Quanto a Lytton Strachey, era provavelmente muito irritante, teatral, e aquilo que hoje chamaríamos “muito bicha”. Mas escrevia admiravelmente bem, e defendia as suas ideias com uma ironia aparentemente suave mas arrasadora – o seu Eminent Victorians é demolidor, desmascarando completamente os valores vitorianos em toda a sua hipocrisia e influência perniciosa sobre a liberdade de espírito, e no entanto sempre no tom mais perfeitamente culto e educado que se possa imaginar. Aliás, ouvira falar muito deste livro antes de o ler, e já conhecia então a vida de Lytton Strachey em linhas gerais, e fiquei surpreendido em como é bom – imensamente actual (porque a hipocrisia e o tartufismo são eternos, e não exclusivos dos vitorianos – e como tendem por natureza a tomar conta dos moeurs!) e delicioso de ler. E a vida de Lytton, a sua longa relação com Carrington, é mais um exemplo de como as relações e os amores podem ser diferentes, estranhos só na aparência, mas essencialmente individuais, no sentido em que cada um é um caso, precioso para quem está envolvido, e podendo evoluir das mais variadas formas, até onde cada um se deixar ir.

A biografia de Michael Holroyd é minuciosa e compreensiva, e mostra um imenso afecto e admiração pelos seus sujeitos. Lê-se como um romance, interessante, divertido e dramático. Há anos, vi o filme Carrington, de Christopher Hampton, que é baseado neste livro – penso que no geral é uma boa adaptação, com um ambiente bem recriado e personagens bem conseguidas, nomeadamente a Carrington de Emma Thompson e o Lytton de Jonathan Pryce.

Continuo pois um fan de Bloomsbury – próxima incursão, a correspondência entre Virginia Woolf e Vita Sackville-West!

sábado, novembro 25, 2006

A Prairie Home Companion, de Robert Altman


Vi há dias A Prairie Home Companion, por coincidência no dia da morte de Robert Altman. E é de certa forma um filme apropriado para fazer perto da morte – todo repassado de um afecto nostálgico, de uma sensação mista de melancolia, de amor à vida e de gosto pelo que se viveu, ou seja, o tom de uma elegia de quem ama a vida e sente que esta está a terminar. A construção do filme é semelhante à de outros filmes de Altman – numerosas personagens apanhadas num momento crucial, interpretadas por um excelente naipe de actores, histórias cruzadas, diálogos sobrepostos, uma morte pelo meio. Os números musicais estão magníficos, com uma série de jingles hilariantes e Garrison Keillor (o intérprete do animador do programa, que também é o autor do argumento, das letras e da maioria das músicas) actua como uma espécie de fio condutor – penso que ele é na vida real semelhante à personagem, e deve ter sido a inspiração da ideia do filme. Meryl Streep, Lily Tomlin, Woody Harrelson e John C. Reilly estão óptimos como habitualmente, gostei menos da interpretação de Kevin Kline. A personagem de Virginia Madsen lembra um pouco uma personagem semelhante de Jessica Lange num outro filme-prenúncio-de-morte, All That Jazz.

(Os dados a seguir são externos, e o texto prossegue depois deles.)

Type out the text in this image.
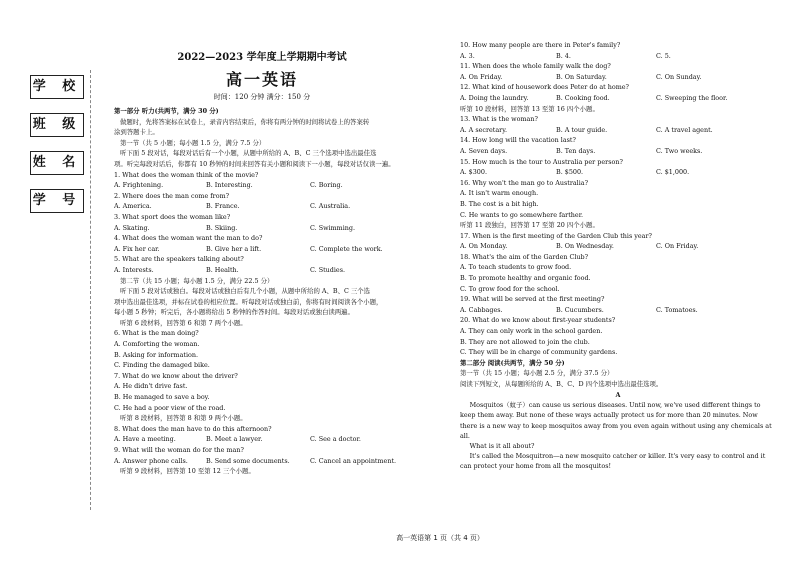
学 校
班 级
姓 名
学 号
2022—2023 学年度上学期期中考试
高一英语
时间：120 分钟 满分：150 分
第一部分 听力(共两节，满分 30 分)
做题时，先将答案标在试卷上，录音内容结束后，你将有两分钟的时间将试卷上的答案转
涂到答题卡上。
第一节（共 5 小题；每小题 1.5 分，满分 7.5 分）
听下面 5 段对话，每段对话后有一个小题，从题中所给的 A、B、C 三个选项中选出最佳选
项。听完每段对话后，你都有 10 秒钟的时间来回答有关小题和阅读下一小题，每段对话仅读一遍。
1. What does the woman think of the movie?
A. Frightening.	B. Interesting.	C. Boring.
2. Where does the man come from?
A. America.	B. France.	C. Australia.
3. What sport does the woman like?
A. Skating.	B. Skiing.	C. Swimming.
4. What does the woman want the man to do?
A. Fix her car.	B. Give her a lift.	C. Complete the work.
5. What are the speakers talking about?
A. Interests.	B. Health.	C. Studies.
第二节（共 15 小题；每小题 1.5 分，满分 22.5 分）
听下面 5 段对话或独白。每段对话或独白后有几个小题，从题中所给的 A、B、C 三个选
项中选出最佳选项，并标在试卷的相应位置。听每段对话或独白前，你将有时间阅读各个小题，
每小题 5 秒钟；听完后，各小题将给出 5 秒钟的作答时间。每段对话或独白读两遍。
听第 6 段材料，回答第 6 和第 7 两个小题。
6. What is the man doing?
A. Comforting the woman.
B. Asking for information.
C. Finding the damaged bike.
7. What do we know about the driver?
A. He didn't drive fast.
B. He managed to save a boy.
C. He had a poor view of the road.
听第 8 段材料，回答第 8 和第 9 两个小题。
8. What does the man have to do this afternoon?
A. Have a meeting.	B. Meet a lawyer.	C. See a doctor.
9. What will the woman do for the man?
A. Answer phone calls.	B. Send some documents.	C. Cancel an appointment.
听第 9 段材料，回答第 10 至第 12 三个小题。
10. How many people are there in Peter's family?
A. 3.	B. 4.	C. 5.
11. When does the whole family walk the dog?
A. On Friday.	B. On Saturday.	C. On Sunday.
12. What kind of housework does Peter do at home?
A. Doing the laundry.	B. Cooking food.	C. Sweeping the floor.
听第 10 段材料，回答第 13 至第 16 四个小题。
13. What is the woman?
A. A secretary.	B. A tour guide.	C. A travel agent.
14. How long will the vacation last?
A. Seven days.	B. Ten days.	C. Two weeks.
15. How much is the tour to Australia per person?
A. $300.	B. $500.	C. $1,000.
16. Why won't the man go to Australia?
A. It isn't warm enough.
B. The cost is a bit high.
C. He wants to go somewhere farther.
听第 11 段独白，回答第 17 至第 20 四个小题。
17. When is the first meeting of the Garden Club this year?
A. On Monday.	B. On Wednesday.	C. On Friday.
18. What's the aim of the Garden Club?
A. To teach students to grow food.
B. To promote healthy and organic food.
C. To grow food for the school.
19. What will be served at the first meeting?
A. Cabbages.	B. Cucumbers.	C. Tomatoes.
20. What do we know about first-year students?
A. They can only work in the school garden.
B. They are not allowed to join the club.
C. They will be in charge of community gardens.
第二部分 阅读(共两节，满分 50 分)
第一节（共 15 小题；每小题 2.5 分，满分 37.5 分）
阅读下列短文，从每题所给的 A、B、C、D 四个选项中选出最佳选项。
A
Mosquitos（蚊子）can cause us serious diseases. Until now, we've used different things to keep them away. But none of these ways actually protect us for more than 20 minutes. Now there is a new way to keep mosquitos away from you even again without using any chemicals at all.
What is it all about?
It's called the Mosquitron—a new mosquito catcher or killer. It's very easy to control and it can protect your home from all the mosquitos!
高一英语第 1 页（共 4 页）
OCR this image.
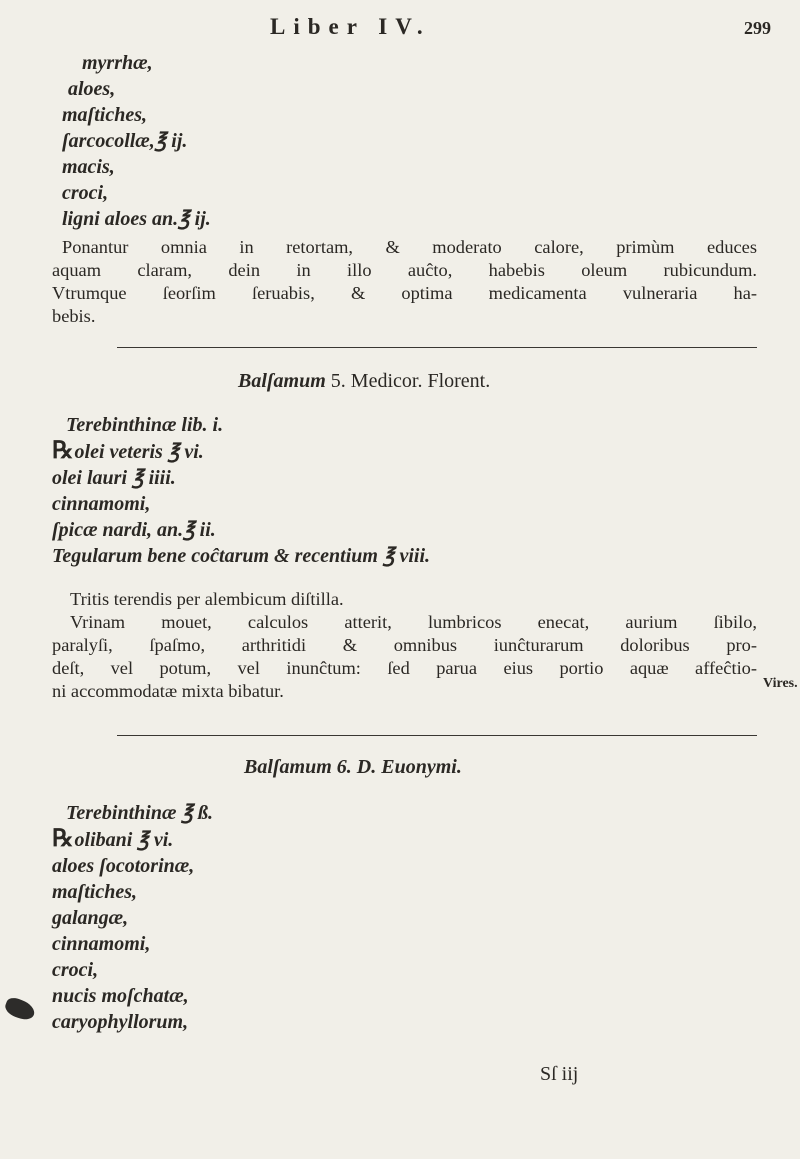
Liber IV.	299
myrrhæ,
aloes,
maſtiches,
ſarcocollæ,℥ ij.
macis,
croci,
ligni aloes an.℥ ij.

Ponantur omnia in retortam, & moderato calore, primùm educes
aquam claram, dein in illo auĉto, habebis oleum rubicundum.
Vtrumque ſeorſim ſeruabis, & optima medicamenta vulneraria ha-
bebis.

Balſamum 5. Medicor. Florent.
Terebinthinæ lib. i.
℞olei veteris ℥ vi.
olei lauri ℥ iiii.
cinnamomi,
ſpicæ nardi, an.℥ ii.
Tegularum bene coĉtarum & recentium ℥ viii.

Tritis terendis per alembicum diſtilla.
Vrinam mouet, calculos atterit, lumbricos enecat, aurium ſibilo,
paralyſi, ſpaſmo, arthritidi & omnibus iunĉturarum doloribus pro-
deſt, vel potum, vel inunĉtum: ſed parua eius portio aquæ affeĉtio-
ni accommodatæ mixta bibatur.	Vires.
Balſamum 6. D. Euonymi.
Terebinthinæ ℥ ß.
℞olibani ℥ vi.
aloes ſocotorinæ,
maſtiches,
galangæ,
cinnamomi,
croci,
nucis moſchatæ,
caryophyllorum,
Sſ iij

Short Cuts continua a ser o meu filme favorito de Robert Altman, que encontrou então em Raymond Carver o contador de histórias perfeito para o seu tipo de filmes. Mas A Prairie Home Companion é também muito bom, muito melhor que Gosford Park, que achei um bocado falhado.

domingo, novembro 19, 2006

Os Arautos do Paintball, ou o marketing modernizado


Há dias, o meu Abdallah apareceu em casa todo entusiasmado (o que não é raro, pois ele é um optimista incurável) com uma notícia da escola (o que já é mais raro, dado que é um gazeteiro rufião): “Foram lá umas pessoas, e vou inscrever-me no karate e poder fazer paintball de graça!!” Abriu a sempre caótica mochila, e num restolhar de papéis amarrotados, cordéis, tampas de garrafas, paus e outras utilidades várias, lá sacou de uns prospectos: “Só tens de preencher a autorização e a inscrição, é aos fins-de-semana e é grátis!” (Não é que eu seja assim tão avarento, mas como um dos argumentos que eu geralmente lhe avanço quando lhe recuso actividades como karting, paintball, laserfight ou outras de que se lembra é o preço, suponho que ele achava que enfatizando bem o grátis era meio caminho andado para me convencer.)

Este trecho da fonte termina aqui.